Roman Duvekot

Personal information
- Born: 21 June 2000 (age 26) Belgium

Sport
- Sport: Field hockey
- Position: Forward
- Club: Gantoise

National team
- Years: Team / Caps / Goals
- 2019–2021: Belgium U–21 / 16 / (6)
- 2019–: Belgium / 20 / (7)

Medal record
Men's field hockey
Representing Belgium
FIH Pro League
| Silver medal – second place | Season Six | Team |

= Roman Duvekot =

Spanish field hockey player (born 2001)

Roman Duvekot (born 21 June 2000) is an international field hockey player from Belgium.

==Field hockey==
===Domestic league===
Duvekot currently competes in the Carslberg 0.0 Hockey League for Gantoise. He has also represented the team in the Euro Hockey League, the top-level club competition of the European Hockey Federation, winning the title at the 2024–25 edition.

===Under–21===
In 2019, Duvekot made hist first appearances for the Belgium U–21 team. He represented the squad at an Eight Nations Tournament in Madrid, helping the side to a third-place finish. Later that year he represented the team again at the EuroHockey U–21 Championship in Valencia where the team finished fifth.

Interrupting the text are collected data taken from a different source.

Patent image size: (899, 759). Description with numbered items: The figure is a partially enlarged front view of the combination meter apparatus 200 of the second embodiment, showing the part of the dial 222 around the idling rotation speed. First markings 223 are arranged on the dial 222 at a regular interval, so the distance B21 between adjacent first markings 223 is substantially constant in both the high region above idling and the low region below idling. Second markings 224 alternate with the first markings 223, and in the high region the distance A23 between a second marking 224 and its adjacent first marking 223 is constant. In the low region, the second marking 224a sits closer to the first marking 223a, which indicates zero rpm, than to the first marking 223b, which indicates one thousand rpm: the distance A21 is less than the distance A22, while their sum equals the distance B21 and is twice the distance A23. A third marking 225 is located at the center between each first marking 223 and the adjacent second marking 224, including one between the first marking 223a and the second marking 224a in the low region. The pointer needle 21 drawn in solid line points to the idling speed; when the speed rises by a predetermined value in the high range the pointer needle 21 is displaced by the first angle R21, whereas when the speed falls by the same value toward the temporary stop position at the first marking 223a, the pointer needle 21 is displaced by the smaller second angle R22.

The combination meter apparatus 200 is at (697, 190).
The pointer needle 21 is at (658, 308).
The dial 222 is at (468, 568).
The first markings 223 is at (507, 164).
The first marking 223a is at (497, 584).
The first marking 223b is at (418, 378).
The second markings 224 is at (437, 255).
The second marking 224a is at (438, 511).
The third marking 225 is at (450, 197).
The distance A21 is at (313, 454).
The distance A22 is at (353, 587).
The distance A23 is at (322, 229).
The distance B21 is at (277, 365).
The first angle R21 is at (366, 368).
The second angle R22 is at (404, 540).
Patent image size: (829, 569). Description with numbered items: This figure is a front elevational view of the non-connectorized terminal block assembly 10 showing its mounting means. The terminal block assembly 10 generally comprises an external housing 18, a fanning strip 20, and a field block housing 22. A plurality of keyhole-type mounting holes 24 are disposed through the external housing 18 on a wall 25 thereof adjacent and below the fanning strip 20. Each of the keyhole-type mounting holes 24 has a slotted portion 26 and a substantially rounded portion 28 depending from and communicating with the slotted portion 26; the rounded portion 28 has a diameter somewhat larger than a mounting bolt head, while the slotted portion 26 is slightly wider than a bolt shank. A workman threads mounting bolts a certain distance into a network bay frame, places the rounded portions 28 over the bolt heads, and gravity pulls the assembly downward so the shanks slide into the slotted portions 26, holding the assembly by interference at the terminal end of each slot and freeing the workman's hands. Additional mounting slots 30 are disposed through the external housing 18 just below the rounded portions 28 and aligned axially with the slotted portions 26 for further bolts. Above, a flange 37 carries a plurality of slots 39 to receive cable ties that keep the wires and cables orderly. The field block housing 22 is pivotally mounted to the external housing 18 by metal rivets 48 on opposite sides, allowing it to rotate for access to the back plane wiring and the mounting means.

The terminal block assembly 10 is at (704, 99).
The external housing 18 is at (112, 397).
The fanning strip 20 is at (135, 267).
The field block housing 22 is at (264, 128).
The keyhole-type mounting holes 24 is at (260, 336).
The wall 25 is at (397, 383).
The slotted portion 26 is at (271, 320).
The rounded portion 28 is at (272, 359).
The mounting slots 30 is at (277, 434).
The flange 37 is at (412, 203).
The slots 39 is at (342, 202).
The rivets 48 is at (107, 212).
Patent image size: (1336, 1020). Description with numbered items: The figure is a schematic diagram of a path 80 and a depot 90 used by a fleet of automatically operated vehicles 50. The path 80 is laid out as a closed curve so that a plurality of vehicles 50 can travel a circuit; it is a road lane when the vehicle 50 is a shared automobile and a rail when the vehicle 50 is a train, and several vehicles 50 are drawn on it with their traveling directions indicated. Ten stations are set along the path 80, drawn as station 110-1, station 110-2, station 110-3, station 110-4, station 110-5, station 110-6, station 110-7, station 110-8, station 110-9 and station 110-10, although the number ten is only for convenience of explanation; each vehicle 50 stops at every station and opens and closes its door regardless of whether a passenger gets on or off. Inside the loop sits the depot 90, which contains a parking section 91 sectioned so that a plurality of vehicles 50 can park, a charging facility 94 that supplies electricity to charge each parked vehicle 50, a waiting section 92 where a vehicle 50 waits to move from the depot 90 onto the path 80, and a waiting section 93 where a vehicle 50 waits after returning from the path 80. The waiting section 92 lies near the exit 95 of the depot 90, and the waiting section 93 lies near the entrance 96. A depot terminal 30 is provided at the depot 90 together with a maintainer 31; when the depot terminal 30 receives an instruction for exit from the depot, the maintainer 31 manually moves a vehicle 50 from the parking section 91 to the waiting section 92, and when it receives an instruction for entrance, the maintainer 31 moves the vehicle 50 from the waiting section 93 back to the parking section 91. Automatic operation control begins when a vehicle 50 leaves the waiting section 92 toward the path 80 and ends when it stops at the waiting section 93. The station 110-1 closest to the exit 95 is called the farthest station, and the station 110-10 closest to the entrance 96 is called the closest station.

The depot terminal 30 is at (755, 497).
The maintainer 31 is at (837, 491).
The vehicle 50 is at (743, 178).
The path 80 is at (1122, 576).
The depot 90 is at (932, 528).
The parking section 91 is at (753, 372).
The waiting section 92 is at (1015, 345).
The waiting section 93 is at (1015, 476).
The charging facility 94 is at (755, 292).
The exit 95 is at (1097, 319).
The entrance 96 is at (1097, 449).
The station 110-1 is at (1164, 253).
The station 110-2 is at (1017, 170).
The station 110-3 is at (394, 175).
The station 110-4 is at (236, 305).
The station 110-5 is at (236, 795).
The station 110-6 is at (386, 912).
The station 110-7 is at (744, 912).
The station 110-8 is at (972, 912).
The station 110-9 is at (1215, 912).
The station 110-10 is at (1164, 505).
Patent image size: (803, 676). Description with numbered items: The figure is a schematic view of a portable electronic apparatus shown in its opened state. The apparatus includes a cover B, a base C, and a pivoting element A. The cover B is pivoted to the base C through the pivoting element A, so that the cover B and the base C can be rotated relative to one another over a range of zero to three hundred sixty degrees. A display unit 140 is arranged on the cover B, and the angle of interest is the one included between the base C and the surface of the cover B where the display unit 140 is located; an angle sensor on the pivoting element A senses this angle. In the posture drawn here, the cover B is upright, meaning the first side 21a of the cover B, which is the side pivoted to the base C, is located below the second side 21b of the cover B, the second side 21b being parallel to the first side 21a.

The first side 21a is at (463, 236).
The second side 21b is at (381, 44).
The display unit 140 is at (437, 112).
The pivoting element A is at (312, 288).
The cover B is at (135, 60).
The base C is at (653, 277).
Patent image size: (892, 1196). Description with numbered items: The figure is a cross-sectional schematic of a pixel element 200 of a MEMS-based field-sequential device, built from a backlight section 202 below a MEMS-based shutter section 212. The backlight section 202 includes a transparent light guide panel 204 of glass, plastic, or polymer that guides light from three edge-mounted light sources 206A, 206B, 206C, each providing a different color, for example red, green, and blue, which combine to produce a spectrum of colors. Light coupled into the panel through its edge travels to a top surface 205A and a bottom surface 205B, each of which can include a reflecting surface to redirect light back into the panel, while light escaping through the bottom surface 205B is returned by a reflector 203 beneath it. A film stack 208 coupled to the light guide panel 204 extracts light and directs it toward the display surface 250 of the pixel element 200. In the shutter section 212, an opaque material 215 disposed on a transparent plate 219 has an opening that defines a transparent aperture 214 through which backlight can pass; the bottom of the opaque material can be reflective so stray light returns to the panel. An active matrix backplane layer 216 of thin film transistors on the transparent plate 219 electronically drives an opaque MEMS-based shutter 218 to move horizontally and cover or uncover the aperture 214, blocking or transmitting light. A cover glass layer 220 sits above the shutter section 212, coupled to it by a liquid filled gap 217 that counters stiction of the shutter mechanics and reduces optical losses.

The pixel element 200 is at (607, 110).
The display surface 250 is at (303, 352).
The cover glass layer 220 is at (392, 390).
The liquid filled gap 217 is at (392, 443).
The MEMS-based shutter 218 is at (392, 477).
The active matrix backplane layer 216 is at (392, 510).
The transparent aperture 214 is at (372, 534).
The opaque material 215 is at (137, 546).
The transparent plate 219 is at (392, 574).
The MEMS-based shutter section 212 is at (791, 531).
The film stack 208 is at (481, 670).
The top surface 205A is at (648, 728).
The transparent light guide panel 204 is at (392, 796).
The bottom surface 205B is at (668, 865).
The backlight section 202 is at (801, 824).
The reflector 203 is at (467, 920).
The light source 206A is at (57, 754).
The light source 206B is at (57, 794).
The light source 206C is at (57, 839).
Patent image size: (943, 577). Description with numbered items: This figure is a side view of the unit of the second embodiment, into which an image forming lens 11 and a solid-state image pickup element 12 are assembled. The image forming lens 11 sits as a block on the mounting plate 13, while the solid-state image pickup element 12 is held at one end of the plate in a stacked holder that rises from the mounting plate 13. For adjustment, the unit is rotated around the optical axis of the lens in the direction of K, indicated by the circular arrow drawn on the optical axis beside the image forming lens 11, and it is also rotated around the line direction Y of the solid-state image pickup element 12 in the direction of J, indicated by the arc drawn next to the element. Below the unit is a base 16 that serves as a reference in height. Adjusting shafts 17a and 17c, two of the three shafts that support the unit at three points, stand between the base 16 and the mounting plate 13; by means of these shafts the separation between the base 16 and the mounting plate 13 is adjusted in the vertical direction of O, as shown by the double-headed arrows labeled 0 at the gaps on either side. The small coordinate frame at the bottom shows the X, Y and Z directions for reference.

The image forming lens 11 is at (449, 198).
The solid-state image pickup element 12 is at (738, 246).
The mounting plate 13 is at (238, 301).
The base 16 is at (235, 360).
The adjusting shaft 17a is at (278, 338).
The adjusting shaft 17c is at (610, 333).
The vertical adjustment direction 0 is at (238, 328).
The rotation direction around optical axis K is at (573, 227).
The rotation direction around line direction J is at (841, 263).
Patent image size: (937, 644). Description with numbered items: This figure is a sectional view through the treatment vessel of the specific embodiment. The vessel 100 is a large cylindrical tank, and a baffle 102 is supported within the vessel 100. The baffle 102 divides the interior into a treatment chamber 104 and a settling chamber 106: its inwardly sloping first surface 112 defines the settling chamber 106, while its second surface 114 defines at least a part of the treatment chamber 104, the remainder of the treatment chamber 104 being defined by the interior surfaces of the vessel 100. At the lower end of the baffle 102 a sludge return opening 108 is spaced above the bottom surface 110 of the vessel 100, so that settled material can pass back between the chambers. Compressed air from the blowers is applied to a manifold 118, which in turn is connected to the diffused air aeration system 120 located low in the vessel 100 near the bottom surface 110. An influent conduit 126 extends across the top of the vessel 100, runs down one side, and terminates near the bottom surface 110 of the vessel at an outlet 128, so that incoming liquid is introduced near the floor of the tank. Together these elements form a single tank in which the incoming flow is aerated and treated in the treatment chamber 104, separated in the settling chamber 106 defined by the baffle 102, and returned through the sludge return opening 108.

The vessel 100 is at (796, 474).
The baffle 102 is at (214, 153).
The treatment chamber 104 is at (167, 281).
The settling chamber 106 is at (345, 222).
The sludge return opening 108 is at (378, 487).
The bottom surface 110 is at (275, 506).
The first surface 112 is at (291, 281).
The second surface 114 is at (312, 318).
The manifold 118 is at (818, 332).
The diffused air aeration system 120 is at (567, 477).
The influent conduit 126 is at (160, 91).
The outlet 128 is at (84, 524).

After not representing the national junior team for two years, Duvekot made his final appearances with the team at the 2021 FIH Junior World Cup in Bhubaneswar.

===Red Lions===
Duvekot made his senior international debut for the Red Lions in 2019. He earned his first senior international cap during a test match against India in Brussels.

Following a number of senior player retirements following the 2024 Summer Olympics, Duvekot was raised into the squad permanently. He helped the side to a silver medal in the sixth season of the FIH Pro League. He was also named in the final squad for the 2025 EuroHockey Championship in Mönchengladbach.